Archive for the ‘Kkotgejang’ Category

I am a crab killer

September 3, 2009

I bought these blue crabs at Han Yang Mart.

They went from looking like this, all energetic and frenetic in the paper bag…


To looking like this, all energetic and frenetic in a stainless steel bowl…


To being chopped up like this…


And finally marinated in a gochujang chile sauce, like this.


I can’t tell you how I did it.  It’s too horrible to reveal.

I really wanted to include a recipe for marinated raw blue crabs, or 꽃게장, kkotgejang, in the cookbook.  They can be marinated in chile-spiked soy sauce or in a spicy, vinegary chile sauce.  It’s a classic, very common, very beloved banchan dish in Korea, yet not one that you ever see on Epicurious.
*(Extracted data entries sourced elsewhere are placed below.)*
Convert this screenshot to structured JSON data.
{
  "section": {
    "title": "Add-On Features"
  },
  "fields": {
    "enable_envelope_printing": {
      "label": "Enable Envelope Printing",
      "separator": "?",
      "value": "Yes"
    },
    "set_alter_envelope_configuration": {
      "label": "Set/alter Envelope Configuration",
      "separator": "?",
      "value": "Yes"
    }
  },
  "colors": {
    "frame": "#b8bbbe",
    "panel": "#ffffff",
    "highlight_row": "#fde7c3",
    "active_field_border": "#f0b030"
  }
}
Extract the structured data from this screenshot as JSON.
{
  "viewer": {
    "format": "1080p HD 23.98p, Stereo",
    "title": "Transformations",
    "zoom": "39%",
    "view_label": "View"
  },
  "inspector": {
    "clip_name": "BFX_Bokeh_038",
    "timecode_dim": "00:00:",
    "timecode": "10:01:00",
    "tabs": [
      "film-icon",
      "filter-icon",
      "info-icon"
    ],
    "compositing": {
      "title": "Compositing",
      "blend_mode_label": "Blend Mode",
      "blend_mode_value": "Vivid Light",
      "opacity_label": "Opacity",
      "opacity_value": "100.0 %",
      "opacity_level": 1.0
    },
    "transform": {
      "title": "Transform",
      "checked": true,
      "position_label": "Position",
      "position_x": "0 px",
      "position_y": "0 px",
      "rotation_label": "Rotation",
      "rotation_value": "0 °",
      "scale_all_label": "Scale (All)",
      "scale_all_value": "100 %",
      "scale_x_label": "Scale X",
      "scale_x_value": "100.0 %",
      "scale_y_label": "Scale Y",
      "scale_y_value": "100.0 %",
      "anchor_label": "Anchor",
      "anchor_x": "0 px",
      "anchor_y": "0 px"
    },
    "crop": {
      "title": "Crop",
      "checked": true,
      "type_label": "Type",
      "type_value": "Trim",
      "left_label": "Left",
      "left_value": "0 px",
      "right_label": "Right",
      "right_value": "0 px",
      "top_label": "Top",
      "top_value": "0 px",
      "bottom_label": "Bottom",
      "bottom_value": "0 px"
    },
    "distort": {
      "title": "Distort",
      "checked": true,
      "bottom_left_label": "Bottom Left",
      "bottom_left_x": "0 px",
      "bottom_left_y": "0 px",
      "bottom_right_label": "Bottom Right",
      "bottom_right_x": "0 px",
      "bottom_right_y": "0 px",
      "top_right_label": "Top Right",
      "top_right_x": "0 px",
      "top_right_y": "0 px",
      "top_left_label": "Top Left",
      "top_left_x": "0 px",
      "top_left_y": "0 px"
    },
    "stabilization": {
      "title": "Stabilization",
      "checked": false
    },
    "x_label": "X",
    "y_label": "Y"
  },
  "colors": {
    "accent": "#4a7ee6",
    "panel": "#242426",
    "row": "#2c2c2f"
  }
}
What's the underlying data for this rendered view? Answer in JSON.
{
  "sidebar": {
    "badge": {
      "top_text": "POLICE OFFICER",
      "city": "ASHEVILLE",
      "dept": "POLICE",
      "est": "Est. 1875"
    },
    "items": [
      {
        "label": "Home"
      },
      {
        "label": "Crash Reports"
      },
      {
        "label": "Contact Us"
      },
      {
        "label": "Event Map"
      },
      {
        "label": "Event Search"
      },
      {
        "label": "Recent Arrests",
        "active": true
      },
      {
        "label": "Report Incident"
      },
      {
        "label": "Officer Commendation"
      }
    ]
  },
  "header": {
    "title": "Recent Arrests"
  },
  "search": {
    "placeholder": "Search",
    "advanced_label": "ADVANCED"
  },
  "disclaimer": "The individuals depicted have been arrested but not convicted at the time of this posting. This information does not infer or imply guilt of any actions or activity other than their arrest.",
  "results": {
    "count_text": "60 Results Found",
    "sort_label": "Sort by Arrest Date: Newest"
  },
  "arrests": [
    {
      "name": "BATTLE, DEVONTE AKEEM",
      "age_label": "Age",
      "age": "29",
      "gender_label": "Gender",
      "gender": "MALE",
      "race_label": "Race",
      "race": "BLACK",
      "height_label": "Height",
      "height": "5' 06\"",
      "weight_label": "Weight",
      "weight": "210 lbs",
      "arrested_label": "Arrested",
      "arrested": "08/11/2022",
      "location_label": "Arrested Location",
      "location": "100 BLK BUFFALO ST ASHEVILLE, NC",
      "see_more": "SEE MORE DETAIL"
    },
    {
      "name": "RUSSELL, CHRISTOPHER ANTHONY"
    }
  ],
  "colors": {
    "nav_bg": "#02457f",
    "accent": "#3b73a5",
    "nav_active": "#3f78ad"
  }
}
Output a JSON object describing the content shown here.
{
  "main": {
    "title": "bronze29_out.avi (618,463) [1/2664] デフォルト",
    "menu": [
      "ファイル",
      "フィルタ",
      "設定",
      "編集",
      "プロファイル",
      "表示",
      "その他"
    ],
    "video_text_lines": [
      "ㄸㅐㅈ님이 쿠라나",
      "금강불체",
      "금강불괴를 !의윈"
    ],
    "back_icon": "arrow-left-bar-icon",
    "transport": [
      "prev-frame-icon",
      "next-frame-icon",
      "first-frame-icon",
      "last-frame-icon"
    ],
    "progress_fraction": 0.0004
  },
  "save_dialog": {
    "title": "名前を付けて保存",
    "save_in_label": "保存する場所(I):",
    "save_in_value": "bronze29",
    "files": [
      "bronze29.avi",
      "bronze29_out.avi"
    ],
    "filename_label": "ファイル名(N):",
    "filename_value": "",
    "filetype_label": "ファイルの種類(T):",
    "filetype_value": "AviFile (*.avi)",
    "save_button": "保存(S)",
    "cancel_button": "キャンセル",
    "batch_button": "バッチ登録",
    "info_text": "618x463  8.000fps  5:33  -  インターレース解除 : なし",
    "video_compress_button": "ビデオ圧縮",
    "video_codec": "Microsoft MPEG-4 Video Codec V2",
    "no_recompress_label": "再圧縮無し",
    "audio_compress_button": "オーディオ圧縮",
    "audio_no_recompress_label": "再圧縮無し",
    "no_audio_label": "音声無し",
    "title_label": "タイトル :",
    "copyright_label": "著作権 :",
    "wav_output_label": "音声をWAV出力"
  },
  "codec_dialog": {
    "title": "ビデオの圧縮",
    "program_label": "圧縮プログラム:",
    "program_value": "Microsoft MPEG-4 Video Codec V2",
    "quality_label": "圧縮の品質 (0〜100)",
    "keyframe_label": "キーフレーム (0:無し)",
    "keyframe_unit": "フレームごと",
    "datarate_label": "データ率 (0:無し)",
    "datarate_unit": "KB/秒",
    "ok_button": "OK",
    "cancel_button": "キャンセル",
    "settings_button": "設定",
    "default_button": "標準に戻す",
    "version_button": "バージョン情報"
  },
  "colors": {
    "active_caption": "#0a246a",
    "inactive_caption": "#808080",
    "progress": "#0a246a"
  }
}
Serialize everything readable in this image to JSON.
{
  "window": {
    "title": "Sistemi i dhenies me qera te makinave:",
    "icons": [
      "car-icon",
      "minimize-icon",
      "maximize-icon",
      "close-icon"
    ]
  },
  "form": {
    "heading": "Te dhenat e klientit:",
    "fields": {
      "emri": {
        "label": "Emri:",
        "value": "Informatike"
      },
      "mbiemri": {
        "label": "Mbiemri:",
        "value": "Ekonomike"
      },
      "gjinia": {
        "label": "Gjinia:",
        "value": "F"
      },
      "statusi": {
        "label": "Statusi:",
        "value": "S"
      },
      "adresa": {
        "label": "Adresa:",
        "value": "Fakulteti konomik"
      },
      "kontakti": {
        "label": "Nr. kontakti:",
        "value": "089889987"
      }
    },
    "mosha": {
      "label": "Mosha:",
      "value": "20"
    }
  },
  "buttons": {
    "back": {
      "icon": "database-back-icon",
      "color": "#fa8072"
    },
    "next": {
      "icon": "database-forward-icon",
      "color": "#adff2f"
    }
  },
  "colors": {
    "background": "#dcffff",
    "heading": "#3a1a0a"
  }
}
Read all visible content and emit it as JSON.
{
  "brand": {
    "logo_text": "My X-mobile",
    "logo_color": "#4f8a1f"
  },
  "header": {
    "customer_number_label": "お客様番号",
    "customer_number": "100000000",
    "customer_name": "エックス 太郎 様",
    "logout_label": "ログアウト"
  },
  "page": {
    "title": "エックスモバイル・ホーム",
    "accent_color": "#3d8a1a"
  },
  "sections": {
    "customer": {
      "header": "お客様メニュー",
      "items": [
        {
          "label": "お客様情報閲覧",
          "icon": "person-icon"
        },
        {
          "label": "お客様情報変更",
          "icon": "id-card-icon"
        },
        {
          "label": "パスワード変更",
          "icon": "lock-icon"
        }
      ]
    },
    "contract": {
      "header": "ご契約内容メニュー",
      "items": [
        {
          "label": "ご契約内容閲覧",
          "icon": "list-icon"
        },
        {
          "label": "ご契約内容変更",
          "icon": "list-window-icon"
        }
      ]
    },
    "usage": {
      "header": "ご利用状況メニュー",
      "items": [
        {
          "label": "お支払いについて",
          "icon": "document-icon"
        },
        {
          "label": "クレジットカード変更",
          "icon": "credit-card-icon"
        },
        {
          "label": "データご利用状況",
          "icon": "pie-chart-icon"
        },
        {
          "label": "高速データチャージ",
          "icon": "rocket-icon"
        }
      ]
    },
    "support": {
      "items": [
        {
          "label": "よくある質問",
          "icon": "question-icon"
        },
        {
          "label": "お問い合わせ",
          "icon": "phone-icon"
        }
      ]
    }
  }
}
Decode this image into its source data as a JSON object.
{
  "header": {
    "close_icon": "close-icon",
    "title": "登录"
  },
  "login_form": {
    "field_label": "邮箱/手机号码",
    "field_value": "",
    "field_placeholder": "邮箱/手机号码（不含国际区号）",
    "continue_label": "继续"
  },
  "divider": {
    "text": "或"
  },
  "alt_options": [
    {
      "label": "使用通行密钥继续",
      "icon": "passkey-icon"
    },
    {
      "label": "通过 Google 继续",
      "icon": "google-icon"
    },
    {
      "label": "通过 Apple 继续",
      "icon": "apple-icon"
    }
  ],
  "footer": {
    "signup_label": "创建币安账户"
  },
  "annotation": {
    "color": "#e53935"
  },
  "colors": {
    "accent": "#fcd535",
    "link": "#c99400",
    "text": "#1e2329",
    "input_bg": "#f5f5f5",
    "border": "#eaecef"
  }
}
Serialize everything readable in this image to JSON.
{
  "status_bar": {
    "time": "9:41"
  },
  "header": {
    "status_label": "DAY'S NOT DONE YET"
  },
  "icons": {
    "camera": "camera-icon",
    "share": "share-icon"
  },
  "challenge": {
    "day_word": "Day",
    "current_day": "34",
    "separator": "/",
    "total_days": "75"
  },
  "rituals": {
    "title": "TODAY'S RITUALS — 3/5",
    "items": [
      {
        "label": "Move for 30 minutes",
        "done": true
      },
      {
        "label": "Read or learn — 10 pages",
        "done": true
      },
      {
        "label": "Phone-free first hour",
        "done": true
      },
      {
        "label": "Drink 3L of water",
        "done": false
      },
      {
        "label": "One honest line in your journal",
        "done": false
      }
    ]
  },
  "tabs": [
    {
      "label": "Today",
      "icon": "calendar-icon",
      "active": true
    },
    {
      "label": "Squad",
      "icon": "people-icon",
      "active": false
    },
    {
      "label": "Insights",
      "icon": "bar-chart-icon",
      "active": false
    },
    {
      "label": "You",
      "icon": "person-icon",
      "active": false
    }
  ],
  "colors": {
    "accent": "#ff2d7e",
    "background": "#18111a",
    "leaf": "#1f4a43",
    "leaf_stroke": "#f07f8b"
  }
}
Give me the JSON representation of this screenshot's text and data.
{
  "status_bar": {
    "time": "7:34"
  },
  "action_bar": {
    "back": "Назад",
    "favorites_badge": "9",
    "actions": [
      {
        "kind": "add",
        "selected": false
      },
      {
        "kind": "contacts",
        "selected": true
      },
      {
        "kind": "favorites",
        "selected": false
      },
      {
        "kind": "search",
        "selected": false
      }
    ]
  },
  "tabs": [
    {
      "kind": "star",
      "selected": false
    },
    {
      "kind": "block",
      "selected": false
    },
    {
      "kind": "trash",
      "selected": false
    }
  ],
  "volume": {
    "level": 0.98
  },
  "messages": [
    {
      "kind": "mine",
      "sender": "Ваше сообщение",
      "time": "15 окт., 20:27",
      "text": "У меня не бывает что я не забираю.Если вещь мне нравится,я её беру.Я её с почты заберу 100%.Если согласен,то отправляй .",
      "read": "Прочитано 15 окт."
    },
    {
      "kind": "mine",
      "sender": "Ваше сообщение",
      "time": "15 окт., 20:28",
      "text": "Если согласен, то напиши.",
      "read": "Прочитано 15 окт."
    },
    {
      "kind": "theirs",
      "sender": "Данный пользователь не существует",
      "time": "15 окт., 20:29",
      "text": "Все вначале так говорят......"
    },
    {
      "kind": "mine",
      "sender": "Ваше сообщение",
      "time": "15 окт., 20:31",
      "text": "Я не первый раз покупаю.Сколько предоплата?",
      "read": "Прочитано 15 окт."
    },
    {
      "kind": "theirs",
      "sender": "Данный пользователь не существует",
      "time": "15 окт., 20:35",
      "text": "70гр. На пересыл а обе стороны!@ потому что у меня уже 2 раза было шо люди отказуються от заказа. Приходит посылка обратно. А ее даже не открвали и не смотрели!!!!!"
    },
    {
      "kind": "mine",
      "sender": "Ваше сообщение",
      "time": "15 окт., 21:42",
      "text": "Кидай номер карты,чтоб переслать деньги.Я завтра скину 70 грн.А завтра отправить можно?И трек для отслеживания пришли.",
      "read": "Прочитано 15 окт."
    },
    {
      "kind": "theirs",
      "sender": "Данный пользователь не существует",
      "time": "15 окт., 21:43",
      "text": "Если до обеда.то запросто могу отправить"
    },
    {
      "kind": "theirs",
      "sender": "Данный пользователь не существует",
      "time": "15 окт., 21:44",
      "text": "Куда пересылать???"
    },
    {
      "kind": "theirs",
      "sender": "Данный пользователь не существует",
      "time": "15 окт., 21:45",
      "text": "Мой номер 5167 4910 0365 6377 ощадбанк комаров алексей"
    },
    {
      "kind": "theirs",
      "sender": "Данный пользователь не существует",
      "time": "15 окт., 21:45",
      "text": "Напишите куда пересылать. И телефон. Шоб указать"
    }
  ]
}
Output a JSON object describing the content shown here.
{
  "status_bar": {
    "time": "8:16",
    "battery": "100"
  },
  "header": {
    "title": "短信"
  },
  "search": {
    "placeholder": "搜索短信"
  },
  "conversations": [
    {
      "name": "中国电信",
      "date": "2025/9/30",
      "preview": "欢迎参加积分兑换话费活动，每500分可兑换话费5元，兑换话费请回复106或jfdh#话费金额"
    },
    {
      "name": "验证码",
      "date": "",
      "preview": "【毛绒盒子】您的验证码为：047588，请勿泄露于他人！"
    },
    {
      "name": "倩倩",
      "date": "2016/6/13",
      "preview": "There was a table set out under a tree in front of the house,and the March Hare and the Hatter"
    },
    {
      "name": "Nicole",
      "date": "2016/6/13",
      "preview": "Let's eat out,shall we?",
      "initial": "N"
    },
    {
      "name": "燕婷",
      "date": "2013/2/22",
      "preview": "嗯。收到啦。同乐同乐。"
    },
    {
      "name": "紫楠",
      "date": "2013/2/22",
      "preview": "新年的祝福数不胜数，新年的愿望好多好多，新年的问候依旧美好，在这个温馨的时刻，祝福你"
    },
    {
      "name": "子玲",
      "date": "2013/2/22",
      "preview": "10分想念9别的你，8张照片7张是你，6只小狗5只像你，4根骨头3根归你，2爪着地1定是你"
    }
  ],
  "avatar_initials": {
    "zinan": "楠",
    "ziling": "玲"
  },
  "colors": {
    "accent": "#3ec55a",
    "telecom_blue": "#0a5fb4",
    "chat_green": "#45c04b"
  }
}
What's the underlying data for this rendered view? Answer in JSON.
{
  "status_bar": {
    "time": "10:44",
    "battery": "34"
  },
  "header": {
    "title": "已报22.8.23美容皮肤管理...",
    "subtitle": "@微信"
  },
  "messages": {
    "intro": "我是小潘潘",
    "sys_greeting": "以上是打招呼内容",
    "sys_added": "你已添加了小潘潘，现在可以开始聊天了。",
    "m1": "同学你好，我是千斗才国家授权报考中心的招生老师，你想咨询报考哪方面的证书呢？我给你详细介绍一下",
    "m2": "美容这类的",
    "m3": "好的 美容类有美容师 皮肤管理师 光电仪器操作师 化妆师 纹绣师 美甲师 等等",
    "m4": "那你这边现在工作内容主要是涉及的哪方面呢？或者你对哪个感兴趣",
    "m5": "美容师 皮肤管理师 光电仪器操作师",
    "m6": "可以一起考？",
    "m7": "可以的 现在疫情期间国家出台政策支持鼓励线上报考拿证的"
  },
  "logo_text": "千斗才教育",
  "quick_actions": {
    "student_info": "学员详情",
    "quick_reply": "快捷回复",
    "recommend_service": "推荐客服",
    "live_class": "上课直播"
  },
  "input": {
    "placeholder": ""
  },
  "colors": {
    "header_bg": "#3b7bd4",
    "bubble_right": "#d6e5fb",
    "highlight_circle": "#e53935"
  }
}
You leave the shell of the crab on, and there’s very little “cleaning” that happens because Koreans love all the crab guts.  The gills, the organs, everything that seems nasty and gross to Americans, Koreans leave intact.  The luckiest person gets the top shell, and the preferred way to eat it is to put in a spoonful or two of rice, mix it up with whatever sauce and organs have collected there, and then eat the rice out of the shell.  To eat the rest of the crab, you don’t pick out the crab meat.  Instead, you pick up your bit of crab, and crushing the shell with your teeth, you suck and squeeze out the meat.  The marinade is so spicy and strong, the taste of the crab meat is subtle, but it’s still real and so delicious.

If you Google “prep live crabs,” you can easily find helpful tips, like “put them in an ice water bath for five minutes to stun them.”  I only wish I’d done some research before getting started.  I was confident that my mom’s way was the best way, which is to cut them up, alive, with a  giant pair of scissors.  She had taught me to cut off the eyes, but it hadn’t occurred to me to ask her, what do you do when the eyes recede into the shell in panic and fear?

The worst was when I managed to cut one of the big pincer claws off of one crab, only to see it escape and scuttle away from me on the table one-clawed.  The only thing that kept me going was the thought that I had to put it out of its misery, and soon.

I found myself chanting, like a mantra, “You eat crab.  You eat crab.  You eat crab.”  If I’m going to eat an animal, I have to be okay with killing it, right?

Please, no angry animal rights comments.  I am truly sorry, and the next time I do this, I will definitely use the ice-stun method.  I’m sure it wouldn’t really comfort animal rights activists, but it comforts me to know the dish turned out pretty well.  At least they didn’t die in vain.

But what should I do?  Is it worth it to include a recipe for this?  Would you try it if I explained it to you?  I’m not sure I can do this again.  Now I know what it’s such a popular banchan to buy pre-made!